Физическое насилие – лишь одно из средств получить этот эффект, причем свидетельствующее о неспособности добиться его более выгодным путем, адекватным характеру власти как человеческого отношения, т. е. смыслового отношения между существами, обладающими сознанием. Никлас Луман совершенно верно пишет: «…В ходе актуального применения физического принуждения на основе средств телесного воздействия власть, по крайней мере в ситуациях, в которых это действительно происходит, исчезает». И далее: политическая власть «должна отвечать непременному условию – не „вырождаться" в физическое насилие»[67].

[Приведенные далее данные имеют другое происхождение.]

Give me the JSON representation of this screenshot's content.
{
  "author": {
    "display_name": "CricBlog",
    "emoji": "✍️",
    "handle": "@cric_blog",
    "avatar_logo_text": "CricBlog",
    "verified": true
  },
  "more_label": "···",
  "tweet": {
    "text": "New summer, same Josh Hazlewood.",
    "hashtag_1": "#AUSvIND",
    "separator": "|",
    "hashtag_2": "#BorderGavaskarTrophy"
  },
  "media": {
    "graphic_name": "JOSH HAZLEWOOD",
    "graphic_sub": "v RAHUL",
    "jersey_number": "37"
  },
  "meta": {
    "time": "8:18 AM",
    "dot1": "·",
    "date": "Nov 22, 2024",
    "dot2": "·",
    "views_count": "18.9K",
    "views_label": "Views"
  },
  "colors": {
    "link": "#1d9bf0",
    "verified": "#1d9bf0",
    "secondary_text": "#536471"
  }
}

Оставим в стороне политические выводы, вытекающие из приведенного понимания насилия, согласно которым, к примеру, гитлеровский шантаж западных союзников накануне Второй мировой войны, приведший к расчленению Чехословакии, насилием считаться не может. Приглядимся к попытке авторов добиться «объективного» понимания насилия за счет освобождения этого понятия от нормативной нагрузки. (Признаюсь, мне не вполне понятны формулировки авторов, объясняющие эту попытку. Если они против придания «насилию» «непосредственно нормативного характера» (с. 25), то им следовало бы показать, в чем состоит его «опосредованно нормативный характер», который они, вероятно, готовы принять. Если они полагают, что политическая наука – в отличие от этики! – не должна придавать оценочному анализу «чрезмерного значения» (с. 26), то интересно было бы узнать, каково «умеренное значение» оценочного анализа, приемлемого для политической науки. Однако разъяснений на сей счет я не обнаружил.)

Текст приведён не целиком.